Wszedłem dalej i spostrzegłem wzrok blondynki na sobie.Tak zapitego i jednocześnie seksownego wzroku dawno nie widziałem. Przygryzła nieco wargę i zeskoczyła ze stołu, o dziwo wylądowała w pozycji stojącej.
-No, Jack, bo tak masz na imię prawda?-przerwała biorąc do ręki prawie opróżnioną butelkę whisky i podała ją mnie. -Pij, bo jesteś zdecydowanie zbyt trzeźwy dla tego towarzystwa...-zaśmiała się.
-Jestem Julie i teoretycznie teraz powinnam wracać do domu, ale piję, dużo piję, no. - uśmiechnęła się delikatnie i zniknęła gdzieś w tłumie. Nie miałem nawet okazji zaczepić jej rozmową, eh. Opróżniłem to co dostałem i dołączyłem do Mike'a, Ryana i Cass którzy z tyłu grali i pili. Byłem zbyt trzeźwy żeby tańczyć. Jednak mój wzrok raz po raz lądował na blondynce, która wiła się wokół Alexa niczym pantera.
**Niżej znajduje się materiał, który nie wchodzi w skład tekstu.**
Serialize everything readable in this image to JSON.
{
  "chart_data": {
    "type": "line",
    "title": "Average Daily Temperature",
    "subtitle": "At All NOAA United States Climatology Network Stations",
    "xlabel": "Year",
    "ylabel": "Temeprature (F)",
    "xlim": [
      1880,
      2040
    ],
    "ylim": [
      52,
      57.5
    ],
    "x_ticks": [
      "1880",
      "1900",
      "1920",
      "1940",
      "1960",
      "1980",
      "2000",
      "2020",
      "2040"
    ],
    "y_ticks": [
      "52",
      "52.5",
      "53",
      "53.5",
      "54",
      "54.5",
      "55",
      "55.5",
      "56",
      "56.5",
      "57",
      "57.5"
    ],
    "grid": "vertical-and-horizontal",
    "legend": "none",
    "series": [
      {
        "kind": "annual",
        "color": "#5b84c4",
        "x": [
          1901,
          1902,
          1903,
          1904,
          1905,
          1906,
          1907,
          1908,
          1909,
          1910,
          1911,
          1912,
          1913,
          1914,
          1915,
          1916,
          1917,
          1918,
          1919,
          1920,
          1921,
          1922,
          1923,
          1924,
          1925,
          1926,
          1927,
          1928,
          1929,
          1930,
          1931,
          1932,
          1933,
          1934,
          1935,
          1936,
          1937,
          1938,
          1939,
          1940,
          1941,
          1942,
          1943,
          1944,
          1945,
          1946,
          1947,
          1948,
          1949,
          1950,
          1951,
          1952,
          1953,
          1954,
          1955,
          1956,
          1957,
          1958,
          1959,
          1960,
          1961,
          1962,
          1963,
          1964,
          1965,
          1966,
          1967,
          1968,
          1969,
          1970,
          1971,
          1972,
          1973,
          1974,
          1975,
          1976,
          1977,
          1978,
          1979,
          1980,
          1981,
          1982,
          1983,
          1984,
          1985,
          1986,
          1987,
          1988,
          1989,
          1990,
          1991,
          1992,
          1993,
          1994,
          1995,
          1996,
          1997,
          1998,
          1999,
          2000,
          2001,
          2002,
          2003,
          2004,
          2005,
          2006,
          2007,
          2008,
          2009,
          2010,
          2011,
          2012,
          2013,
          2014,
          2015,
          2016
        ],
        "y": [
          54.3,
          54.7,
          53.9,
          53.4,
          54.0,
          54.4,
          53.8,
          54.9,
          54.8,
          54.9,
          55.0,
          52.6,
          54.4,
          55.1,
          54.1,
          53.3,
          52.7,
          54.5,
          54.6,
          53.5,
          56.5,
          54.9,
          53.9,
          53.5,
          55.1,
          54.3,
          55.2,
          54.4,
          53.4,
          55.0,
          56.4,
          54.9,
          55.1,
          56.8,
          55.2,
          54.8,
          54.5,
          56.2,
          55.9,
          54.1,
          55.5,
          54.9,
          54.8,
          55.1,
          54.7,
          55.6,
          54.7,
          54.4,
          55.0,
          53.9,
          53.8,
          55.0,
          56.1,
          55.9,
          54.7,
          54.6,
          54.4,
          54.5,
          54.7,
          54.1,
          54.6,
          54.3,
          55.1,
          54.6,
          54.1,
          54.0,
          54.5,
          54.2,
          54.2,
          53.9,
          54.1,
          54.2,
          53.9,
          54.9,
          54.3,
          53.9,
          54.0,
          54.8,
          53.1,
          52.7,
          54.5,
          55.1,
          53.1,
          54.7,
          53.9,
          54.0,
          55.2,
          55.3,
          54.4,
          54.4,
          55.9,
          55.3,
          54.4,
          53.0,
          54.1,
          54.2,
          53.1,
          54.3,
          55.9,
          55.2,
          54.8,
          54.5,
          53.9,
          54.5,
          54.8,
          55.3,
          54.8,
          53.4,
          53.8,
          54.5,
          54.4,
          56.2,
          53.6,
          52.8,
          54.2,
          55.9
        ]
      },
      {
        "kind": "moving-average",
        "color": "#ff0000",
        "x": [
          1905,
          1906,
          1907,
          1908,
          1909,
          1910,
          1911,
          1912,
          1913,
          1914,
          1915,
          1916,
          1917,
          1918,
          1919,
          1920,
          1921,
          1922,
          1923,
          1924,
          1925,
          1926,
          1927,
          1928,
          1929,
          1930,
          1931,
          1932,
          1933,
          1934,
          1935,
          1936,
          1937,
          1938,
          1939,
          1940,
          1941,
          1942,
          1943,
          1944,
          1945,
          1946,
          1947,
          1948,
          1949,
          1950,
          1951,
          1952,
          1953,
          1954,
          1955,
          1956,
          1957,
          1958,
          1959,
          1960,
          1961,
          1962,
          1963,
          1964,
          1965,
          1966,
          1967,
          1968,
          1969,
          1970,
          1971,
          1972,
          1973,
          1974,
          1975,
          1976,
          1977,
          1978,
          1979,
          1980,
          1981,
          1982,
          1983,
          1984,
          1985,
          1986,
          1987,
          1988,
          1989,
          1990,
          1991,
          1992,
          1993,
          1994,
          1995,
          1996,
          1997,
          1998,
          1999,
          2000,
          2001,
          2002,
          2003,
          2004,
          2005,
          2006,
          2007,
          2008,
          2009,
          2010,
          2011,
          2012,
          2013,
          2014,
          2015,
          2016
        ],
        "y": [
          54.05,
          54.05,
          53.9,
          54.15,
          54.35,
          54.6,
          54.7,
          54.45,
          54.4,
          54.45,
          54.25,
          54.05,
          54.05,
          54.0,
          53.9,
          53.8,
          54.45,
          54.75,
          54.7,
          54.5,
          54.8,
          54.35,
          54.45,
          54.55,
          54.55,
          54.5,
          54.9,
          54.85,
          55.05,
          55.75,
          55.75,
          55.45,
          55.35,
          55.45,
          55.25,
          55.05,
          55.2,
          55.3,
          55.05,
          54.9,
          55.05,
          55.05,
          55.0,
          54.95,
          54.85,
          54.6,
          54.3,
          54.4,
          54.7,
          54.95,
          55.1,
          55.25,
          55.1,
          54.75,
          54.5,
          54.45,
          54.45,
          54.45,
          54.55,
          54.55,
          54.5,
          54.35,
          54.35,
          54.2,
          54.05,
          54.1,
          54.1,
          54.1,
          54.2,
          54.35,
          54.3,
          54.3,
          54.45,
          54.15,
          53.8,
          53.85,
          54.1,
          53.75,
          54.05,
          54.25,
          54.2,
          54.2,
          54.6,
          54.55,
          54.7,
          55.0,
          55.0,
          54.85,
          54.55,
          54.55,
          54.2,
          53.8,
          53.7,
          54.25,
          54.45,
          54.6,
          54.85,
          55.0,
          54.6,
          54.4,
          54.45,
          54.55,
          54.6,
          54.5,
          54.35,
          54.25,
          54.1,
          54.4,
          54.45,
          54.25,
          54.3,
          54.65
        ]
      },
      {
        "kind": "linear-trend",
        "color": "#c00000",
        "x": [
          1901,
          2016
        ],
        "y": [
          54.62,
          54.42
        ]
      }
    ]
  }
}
On nie pozostawał jej dłużny. -Cholera, zaliczyłbym ją.- Fuentes spojrzał na mnie unosząc brew ku górze. -Co za problem? - zaśmiał się. -Tam stoi – wskazałem butelką na Gaskartha.
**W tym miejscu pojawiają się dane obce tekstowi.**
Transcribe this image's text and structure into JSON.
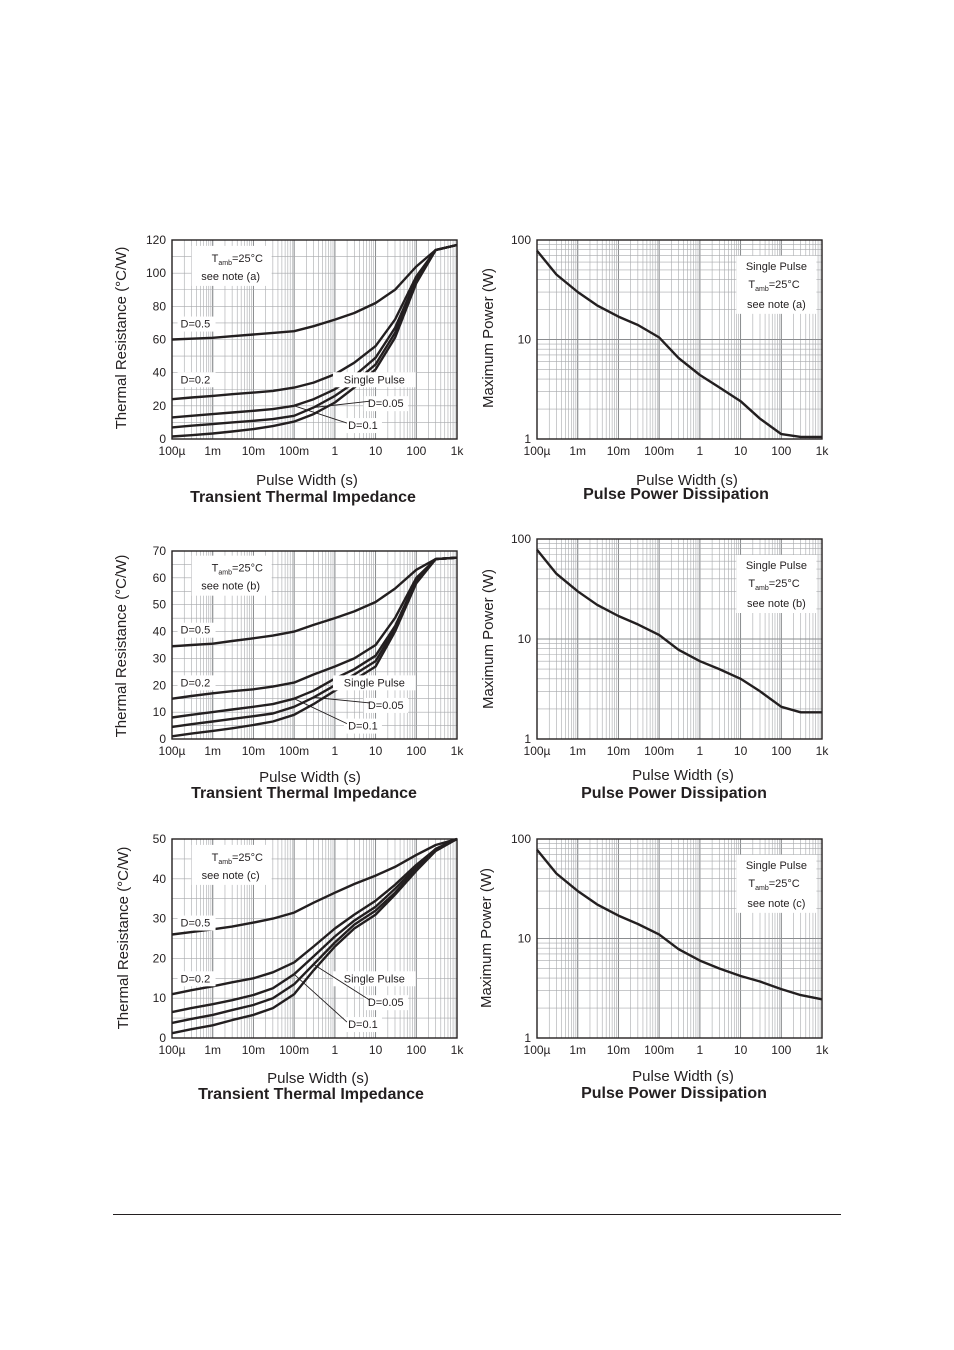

W tym samym czasie jej przyjaciółka zdążyła zaszyć się gdzieś obok barku z Merrickiem. -Nigdy Cię tu nie widziałem – szepnął basista do ucha dziewczyny. -Bo nie patrzysz tam gdzie trzeba – stwierdziła i usiadła na blacie kuchennym. Przysunął się bliżej i pocałował ją. Oboje byli pijani więc co tam. Zniknęli gdzieś w ciemności.

JULIE


Jego ciepły oddech owiewał moją szyję kiedy tańczyliśmy, obróciłam się w jego stronę i złączyłam nasze usta w pocałunku. Co ja właściwie zrobiłam nie wiem, byłam totalnie pijana, wszystko wydawało się wtedy takie normalne i oczywiste. Boże, znam go niecałe 24 godziny a jego ręce wędrują gdzieś pod moją koszulką a ja nie pozostaję mu dłużna. Wplotłam dłonie w jego brązowe włosy i usłyszałam tylko „Chodźmy stąd”. Nie byłam przeciwna, bo czemu.